In the spring, apply a mixture of fertilizers: urea, superphosphate and potassium sulfate, 150 g each. Mix all substances and sprinkle evenly in the trunk circle. It is advisable to dig it in right away so that it begins to dissolve in the soil.
But in the autumn, give preference to organic fertilizers. Spread them in a layer of 15-20 cm. This will provide an additional insulation layer for the winter and will slowly nourish the plant until spring.
Pruning is recommended in spring and autumn. Sanitary pruning is required annually to remove old shoots affected by pests and diseases, broken and improperly growing shoots. In the spring, it is carried out until the buds swell, until active sap flow begins. How to cut plums in the summer, read here.
It is also important to carry out the formation of the crown of the plum. A sparse tiered system is usually used. Leave 5-7 branches in the first order and the same number of secondary ones. The first tier runs at a height of 0.6 m from the ground and consists of 3-4 branches, the second at the same distance from the first and includes 2-3 more branches. All shoots are cut by ⅓ so that the crown does not thicken.
From time to time they carry out the removal of improperly growing shoots.
The cherry plum variety Mara is very rarely exposed to any diseases or pest attacks. But in the absence of proper care of the culture, the following diseases may occur.
Methods of control and prevention
Red leaf spot
At the beginning of the growing season, for prevention, it is necessary to spray with fungicides.
Cleaning of wounds and subsequent treatment with a solution of copper sulfate (1%)
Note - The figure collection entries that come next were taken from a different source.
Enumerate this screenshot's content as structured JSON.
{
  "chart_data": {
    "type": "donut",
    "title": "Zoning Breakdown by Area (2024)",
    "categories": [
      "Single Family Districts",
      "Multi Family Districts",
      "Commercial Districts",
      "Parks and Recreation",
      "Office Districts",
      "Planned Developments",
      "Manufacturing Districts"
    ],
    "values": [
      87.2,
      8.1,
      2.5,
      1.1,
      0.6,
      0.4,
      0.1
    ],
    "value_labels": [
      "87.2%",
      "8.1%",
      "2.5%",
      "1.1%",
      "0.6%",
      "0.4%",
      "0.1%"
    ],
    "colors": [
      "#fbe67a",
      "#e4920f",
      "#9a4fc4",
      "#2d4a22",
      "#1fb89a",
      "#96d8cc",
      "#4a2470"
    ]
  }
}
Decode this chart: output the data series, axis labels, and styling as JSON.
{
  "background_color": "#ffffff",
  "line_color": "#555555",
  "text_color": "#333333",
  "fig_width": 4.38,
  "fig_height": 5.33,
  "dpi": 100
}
Cutting and burning shoots with leaves that have acquired an uncharacteristic silvery sheen
Methods of control and prevention
As a preventive measure, trees can be treated with "Fufanon" or "Iskra"
Regular insecticide treatment
On the one hand, Peach plum is rather capricious, loves favorable conditions and can change its taste. But, on the other hand, if you carry out the correct agricultural technology, then it will give a rich and tasty harvest.
I am the chief editor of this site. I prefer to embody new ideas on the garden plot, try different growing methods, introduce modern methods of increasing the yield. But at the same time, he is a supporter of the "old-fashioned" methods of feeding and treating garden plants using folk methods.